Population level is severely limited by subsistence

When the means of subsistence increases, population increases

Population pressures stimulate increases in productivity

Increases in productivity stimulates further population growth

Since this productivity can never keep up with the potential of population growth for long, there must be strong checks on population to keep it in line with carrying capacity.

It is through individual cost/benefit decisions regarding sex, work, and children that population and production are expanded or contracted.

Checks will come into operation as population exceeds subsistence level.

The nature of these checks will have significant
effect on the rest of the sociocultural system—Malthus points specifically to misery, vice, and poverty. (See Frank W. Elwell, 2001, A Commentary on Malthus' 1798 Essay on Population as Social Theory, The Edwin Mellon Press for an extended exposition.)

It is this theory of Malthus—not some easily dismissed prediction—that has had huge influence on evolutionary theory in both biology [as acknowledged by Darwin and Wallace] and the social sciences [such as Spencer].

Malthus's population theory has also profoundly affected the modern day ecological-evolutionary social theory of Gerhard Lenski and Marvin Harris. He can thus be regarded as an element of the canon of socioeconomic theory.

The influence of Malthus

The influence of Malthus's theory of population was substantial.

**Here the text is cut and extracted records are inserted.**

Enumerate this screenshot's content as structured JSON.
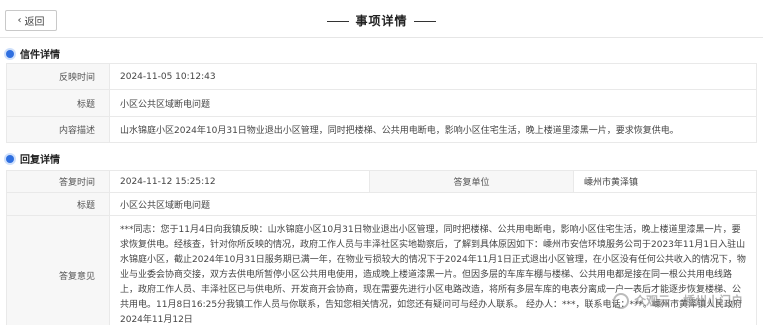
{
  "back_button": {
    "label": "返回"
  },
  "page_title": "事项详情",
  "letter_section": {
    "heading": "信件详情",
    "rows": [
      {
        "label": "反映时间",
        "value": "2024-11-05 10:12:43"
      },
      {
        "label": "标题",
        "value": "小区公共区域断电问题"
      },
      {
        "label": "内容描述",
        "value": "山水锦庭小区2024年10月31日物业退出小区管理，同时把楼梯、公共用电断电，影响小区住宅生活，晚上楼道里漆黑一片，要求恢复供电。"
      }
    ]
  },
  "reply_section": {
    "heading": "回复详情",
    "reply_time_label": "答复时间",
    "reply_time": "2024-11-12 15:25:12",
    "reply_unit_label": "答复单位",
    "reply_unit": "嵊州市黄泽镇",
    "title_label": "标题",
    "title": "小区公共区域断电问题",
    "opinion_label": "答复意见",
    "opinion": "***同志：您于11月4日向我镇反映：山水锦庭小区10月31日物业退出小区管理，同时把楼梯、公共用电断电，影响小区住宅生活，晚上楼道里漆黑一片，要求恢复供电。经核查，针对你所反映的情况，政府工作人员与丰泽社区实地勘察后，了解到具体原因如下：嵊州市安信环境服务公司于2023年11月1日入驻山水锦庭小区，截止2024年10月31日服务期已满一年，在物业亏损较大的情况下于2024年11月1日正式退出小区管理，在小区没有任何公共收入的情况下，物业与业委会协商交接，双方去供电所暂停小区公共用电使用，造成晚上楼道漆黑一片。但因多层的车库车棚与楼梯、公共用电都是接在同一根公共用电线路上，政府工作人员、丰泽社区已与供电所、开发商开会协商，现在需要先进行小区电路改造，将所有多层车库的电表分离成一户一表后才能逐步恢复楼梯、公共用电。11月8日16:25分我镇工作人员与你联系，告知您相关情况，如您还有疑问可与经办人联系。 经办人：***，联系电话：***。嵊州市黄泽镇人民政府 2024年11月12日"
  },
  "watermark": "众观云 · 嵊州小门户"
}
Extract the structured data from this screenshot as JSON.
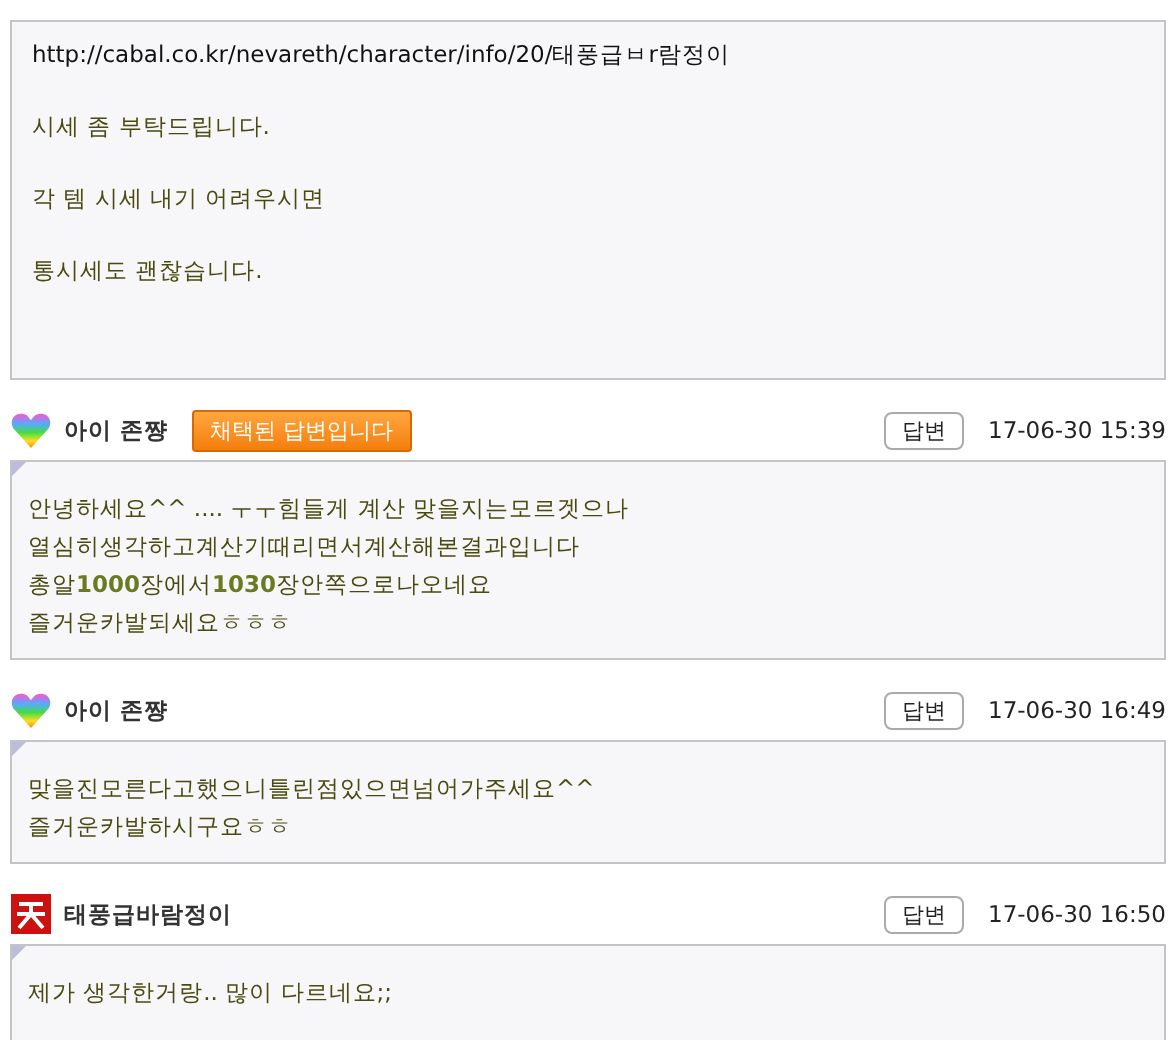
{
  "question": {
    "lines": [
      "http://cabal.co.kr/nevareth/character/info/20/태풍급ㅂr람정이",
      "시세 좀 부탁드립니다.",
      "각 템 시세 내기 어려우시면",
      "통시세도 괜찮습니다."
    ]
  },
  "replies": [
    {
      "kind": "heart",
      "author": "아이 존쨩",
      "badge": "채택된 답변입니다",
      "reply_button": "답변",
      "time": "17-06-30 15:39",
      "lines": [
        "안녕하세요^^ .... ㅜㅜ힘들게 계산 맞을지는모르겟으나",
        "열심히생각하고계산기때리면서계산해본결과입니다",
        "총알**1000**장에서**1030**장안쪽으로나오네요",
        "즐거운카발되세요ㅎㅎㅎ"
      ]
    },
    {
      "kind": "heart",
      "author": "아이 존쨩",
      "reply_button": "답변",
      "time": "17-06-30 16:49",
      "lines": [
        "맞을진모른다고했으니틀린점있으면넘어가주세요^^",
        "즐거운카발하시구요ㅎㅎ"
      ]
    },
    {
      "kind": "red-square",
      "author": "태풍급바람정이",
      "reply_button": "답변",
      "time": "17-06-30 16:50",
      "lines": [
        "제가 생각한거랑.. 많이 다르네요;;"
      ]
    }
  ]
}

Michael H. Hart published a book called The 100: A Ranking of the Most Influential Persons in History in 1978 which placed Malthus at number 80 in this worldwide ranking. Ironically, Malthus did not make the top 100 Greatest Britons.

At Haileybury, Malthus developed a theory of demand supply mismatches which he called gluts. Considered ridiculous at the time, his theory was a precursor to later theories about the Great Depression, and to the works of admirer and economist John Maynard Keynes.

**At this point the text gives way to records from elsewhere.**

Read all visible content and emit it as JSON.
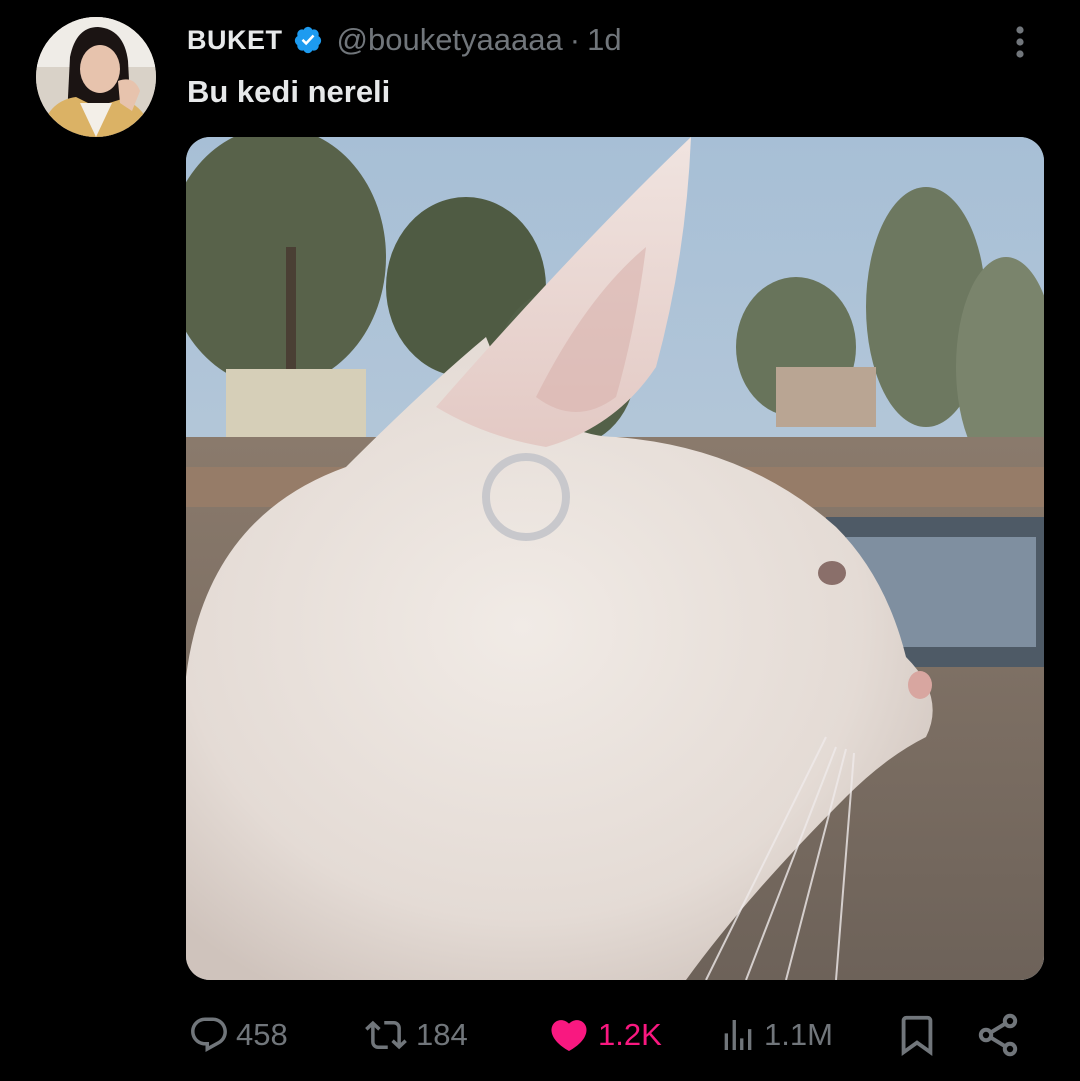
{
  "tweet": {
    "display_name": "BUKET",
    "handle": "@bouketyaaaaa",
    "separator": "·",
    "time": "1d",
    "text": "Bu kedi nereli",
    "verified": true
  },
  "icons": {
    "more": "more-vertical-icon",
    "verified": "verified-badge-icon",
    "reply": "reply-icon",
    "retweet": "retweet-icon",
    "like": "heart-filled-icon",
    "views": "views-chart-icon",
    "bookmark": "bookmark-icon",
    "share": "share-icon"
  },
  "actions": {
    "replies": "458",
    "retweets": "184",
    "likes": "1.2K",
    "views": "1.1M"
  },
  "colors": {
    "background": "#000000",
    "text_primary": "#e7e9ea",
    "text_secondary": "#71767b",
    "verified": "#1d9bf0",
    "like": "#f91880"
  }
}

Previously, high fertility had been considered an economic advantage, since it increased the number of workers available to the economy. Malthus, however, looked at fertility from a new perspective and convinced most economists that even though high fertility might increase the gross output, it tended to reduce output per capita.

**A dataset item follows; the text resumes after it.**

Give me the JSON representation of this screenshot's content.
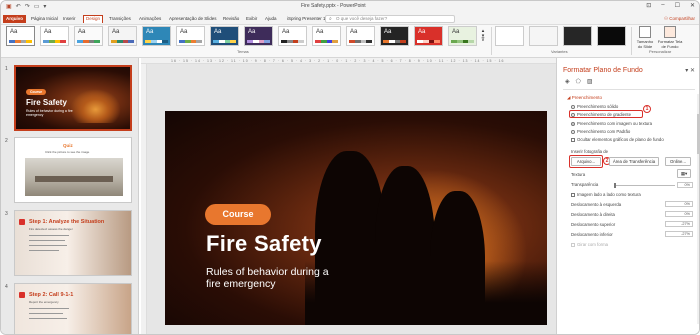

Malthus has been widely admired by, and has influenced, a number of other notable economists such as David Ricardo (whom Malthus knew personally) and Alfred Marshall.

A distinguished early convert was British Prime Minister, William Pitt The Younger. In the 1830s Malthus's writings strongly influenced Whig reforms which overturned Tory paternalism and brought in the Poor Law Amendment Act of 1834.

Concerns about Malthus's theory also helped promote the idea of a national population Census in the UK. Government official John Rickman was instrumental in the first modern Census being conducted in 1801.

Malthus was proud to include amongst the earliest converts to his population theory the leading creationist and natural theologian, Archdeacon William Paley whose Natural Theology was first published in 1802. Both men regarded Malthus' Principle of Population as additional proof of the existence of a deity.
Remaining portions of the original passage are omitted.